New Orleans Mayor Mitch Landrieu decided with a vote from the New Orleans City Council on December 17, 2015 that the Confederacy had been on the wrong side of history and that change had come to New Orleans. Four statutes that stand in Lee Circle will come down as part of New Orleans’ commitment to remove the last vestiges of its racist past.
The statutes of Robert E. Lee, G. T. Beauregard, Jefferson Davis and the Liberty Monument are scheduled to take their new position either in a museum or a War Park that will put the statutes in their proper context according to the Council. The place where the statutes once stood called Lee Circle will go back to its original name, Tivoli Circle.
The vote to remove the statutes was not unanimous by the City Council. The dissenting opinion was that the statutes should remain in place with an educational focus telling the story behind the statutes. However, the overwhelming opinion was that such an honor should not go to individuals who echoed the sentiments of inequality and racism that denied African Americans the right to life, liberty and the pursuit of happiness.

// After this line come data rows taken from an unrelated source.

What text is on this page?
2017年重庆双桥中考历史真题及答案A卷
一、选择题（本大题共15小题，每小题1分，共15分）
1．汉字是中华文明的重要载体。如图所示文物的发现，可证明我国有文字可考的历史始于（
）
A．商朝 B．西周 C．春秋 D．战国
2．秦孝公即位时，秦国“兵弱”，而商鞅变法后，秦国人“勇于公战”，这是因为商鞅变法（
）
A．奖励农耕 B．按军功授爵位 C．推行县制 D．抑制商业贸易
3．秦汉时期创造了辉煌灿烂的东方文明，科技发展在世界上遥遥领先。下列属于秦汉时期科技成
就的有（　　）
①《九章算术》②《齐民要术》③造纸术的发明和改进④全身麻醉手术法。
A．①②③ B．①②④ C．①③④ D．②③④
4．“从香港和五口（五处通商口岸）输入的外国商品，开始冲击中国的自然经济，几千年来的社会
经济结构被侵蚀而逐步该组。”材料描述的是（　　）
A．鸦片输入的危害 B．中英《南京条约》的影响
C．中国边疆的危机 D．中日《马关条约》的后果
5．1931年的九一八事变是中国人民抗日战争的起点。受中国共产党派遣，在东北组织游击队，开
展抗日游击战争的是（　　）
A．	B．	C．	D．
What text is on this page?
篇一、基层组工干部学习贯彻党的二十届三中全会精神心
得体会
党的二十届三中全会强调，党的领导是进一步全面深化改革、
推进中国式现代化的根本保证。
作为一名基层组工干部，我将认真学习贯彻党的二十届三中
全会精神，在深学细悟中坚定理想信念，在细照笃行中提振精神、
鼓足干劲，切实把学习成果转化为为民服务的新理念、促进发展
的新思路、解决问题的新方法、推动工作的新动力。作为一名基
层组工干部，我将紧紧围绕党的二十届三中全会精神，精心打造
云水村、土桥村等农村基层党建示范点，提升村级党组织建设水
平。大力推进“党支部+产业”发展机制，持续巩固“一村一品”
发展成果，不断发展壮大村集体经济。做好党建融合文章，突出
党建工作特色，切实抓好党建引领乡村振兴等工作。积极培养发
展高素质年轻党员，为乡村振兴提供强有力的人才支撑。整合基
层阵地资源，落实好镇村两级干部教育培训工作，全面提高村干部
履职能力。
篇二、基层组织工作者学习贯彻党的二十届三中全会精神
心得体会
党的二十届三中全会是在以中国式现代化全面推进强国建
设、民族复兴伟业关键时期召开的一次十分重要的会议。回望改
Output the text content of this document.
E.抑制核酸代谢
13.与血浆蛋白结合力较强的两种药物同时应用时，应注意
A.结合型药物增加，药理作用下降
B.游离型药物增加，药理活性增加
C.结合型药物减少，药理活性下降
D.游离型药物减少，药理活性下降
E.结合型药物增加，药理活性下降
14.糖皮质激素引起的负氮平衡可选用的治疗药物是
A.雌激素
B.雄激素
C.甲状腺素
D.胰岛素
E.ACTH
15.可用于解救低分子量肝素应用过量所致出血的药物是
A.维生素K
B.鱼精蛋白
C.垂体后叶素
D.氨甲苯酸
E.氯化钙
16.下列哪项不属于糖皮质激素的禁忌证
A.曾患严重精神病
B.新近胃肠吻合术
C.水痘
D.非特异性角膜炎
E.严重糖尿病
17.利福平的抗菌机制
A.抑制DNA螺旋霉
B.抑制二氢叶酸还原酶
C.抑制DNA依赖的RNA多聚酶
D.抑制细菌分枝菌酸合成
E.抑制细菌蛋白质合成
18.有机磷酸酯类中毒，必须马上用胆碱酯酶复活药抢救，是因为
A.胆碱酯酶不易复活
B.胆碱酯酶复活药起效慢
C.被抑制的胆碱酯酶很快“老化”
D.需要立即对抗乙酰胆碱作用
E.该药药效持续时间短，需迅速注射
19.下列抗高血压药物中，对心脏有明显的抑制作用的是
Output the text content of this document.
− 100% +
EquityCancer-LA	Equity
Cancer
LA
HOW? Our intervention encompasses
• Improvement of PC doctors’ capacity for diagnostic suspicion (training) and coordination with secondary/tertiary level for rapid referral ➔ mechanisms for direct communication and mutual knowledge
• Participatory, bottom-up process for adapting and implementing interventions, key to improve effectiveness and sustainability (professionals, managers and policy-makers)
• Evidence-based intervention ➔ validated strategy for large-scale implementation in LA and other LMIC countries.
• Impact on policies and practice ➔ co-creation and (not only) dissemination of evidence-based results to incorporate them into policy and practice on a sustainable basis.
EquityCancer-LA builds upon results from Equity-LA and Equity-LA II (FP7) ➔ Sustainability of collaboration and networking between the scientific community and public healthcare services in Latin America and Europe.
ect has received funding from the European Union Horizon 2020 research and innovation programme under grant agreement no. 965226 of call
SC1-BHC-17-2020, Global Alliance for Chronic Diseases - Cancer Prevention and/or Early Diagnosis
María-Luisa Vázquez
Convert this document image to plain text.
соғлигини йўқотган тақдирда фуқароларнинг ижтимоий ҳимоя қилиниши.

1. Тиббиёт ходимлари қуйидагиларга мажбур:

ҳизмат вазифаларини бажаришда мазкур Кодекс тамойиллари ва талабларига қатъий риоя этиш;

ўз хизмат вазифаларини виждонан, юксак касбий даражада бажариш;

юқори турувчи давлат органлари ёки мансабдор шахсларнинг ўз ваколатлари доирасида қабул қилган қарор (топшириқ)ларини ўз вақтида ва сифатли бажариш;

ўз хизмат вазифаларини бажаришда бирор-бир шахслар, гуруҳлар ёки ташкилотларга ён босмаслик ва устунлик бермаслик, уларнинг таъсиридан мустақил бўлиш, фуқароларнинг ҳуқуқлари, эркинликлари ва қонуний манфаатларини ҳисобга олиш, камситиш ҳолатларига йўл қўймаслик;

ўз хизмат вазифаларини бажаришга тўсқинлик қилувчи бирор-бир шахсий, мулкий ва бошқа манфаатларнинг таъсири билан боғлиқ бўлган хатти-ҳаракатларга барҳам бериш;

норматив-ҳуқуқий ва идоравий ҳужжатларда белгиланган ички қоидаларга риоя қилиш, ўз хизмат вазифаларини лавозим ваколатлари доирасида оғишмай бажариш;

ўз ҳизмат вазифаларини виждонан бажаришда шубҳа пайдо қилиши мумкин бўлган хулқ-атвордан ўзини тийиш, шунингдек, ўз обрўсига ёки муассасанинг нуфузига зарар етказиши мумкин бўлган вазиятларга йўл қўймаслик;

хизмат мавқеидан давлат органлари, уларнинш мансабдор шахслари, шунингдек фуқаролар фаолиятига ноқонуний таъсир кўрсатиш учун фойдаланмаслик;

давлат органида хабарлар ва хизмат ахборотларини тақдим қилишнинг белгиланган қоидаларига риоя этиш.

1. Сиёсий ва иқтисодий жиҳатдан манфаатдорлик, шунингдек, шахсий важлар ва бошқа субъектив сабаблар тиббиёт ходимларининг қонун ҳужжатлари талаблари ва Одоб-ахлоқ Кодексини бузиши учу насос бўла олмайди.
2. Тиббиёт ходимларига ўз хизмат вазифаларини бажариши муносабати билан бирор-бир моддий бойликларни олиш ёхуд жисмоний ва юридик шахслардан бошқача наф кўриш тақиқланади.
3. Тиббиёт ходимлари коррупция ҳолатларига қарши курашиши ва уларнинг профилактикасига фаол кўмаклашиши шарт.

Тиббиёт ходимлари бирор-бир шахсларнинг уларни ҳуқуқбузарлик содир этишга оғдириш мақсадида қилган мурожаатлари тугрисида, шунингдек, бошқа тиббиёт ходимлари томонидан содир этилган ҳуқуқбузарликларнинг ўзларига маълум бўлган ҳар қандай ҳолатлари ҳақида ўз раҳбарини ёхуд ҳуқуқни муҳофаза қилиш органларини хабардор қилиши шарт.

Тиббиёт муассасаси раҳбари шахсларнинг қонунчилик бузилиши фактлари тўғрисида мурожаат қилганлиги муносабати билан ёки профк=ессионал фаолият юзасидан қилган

Mayor Landrieu proposed and championed the removal of the statutes encouraging the City Council to remove symbols he described as a “perversion of history”. There are many states with the same perversion of history if you will – my home state of Virginia being one. We have a number of those gentlemen who stood on the wrong side of history standing on the streets of Old Town Virginia and some other places. We even have a highway named Jefferson Davis Highway. Perhaps, Governor McAuliffe or newly elected Alexandria City Mayor, Allison Silberberg, could take a page out of Mayor Landrieu’s playbook. Trivia question: If Terry McAuliffe and Mitch Landrieu pitched their hats in the ring for the POTUS job who do you think would get the most mileage?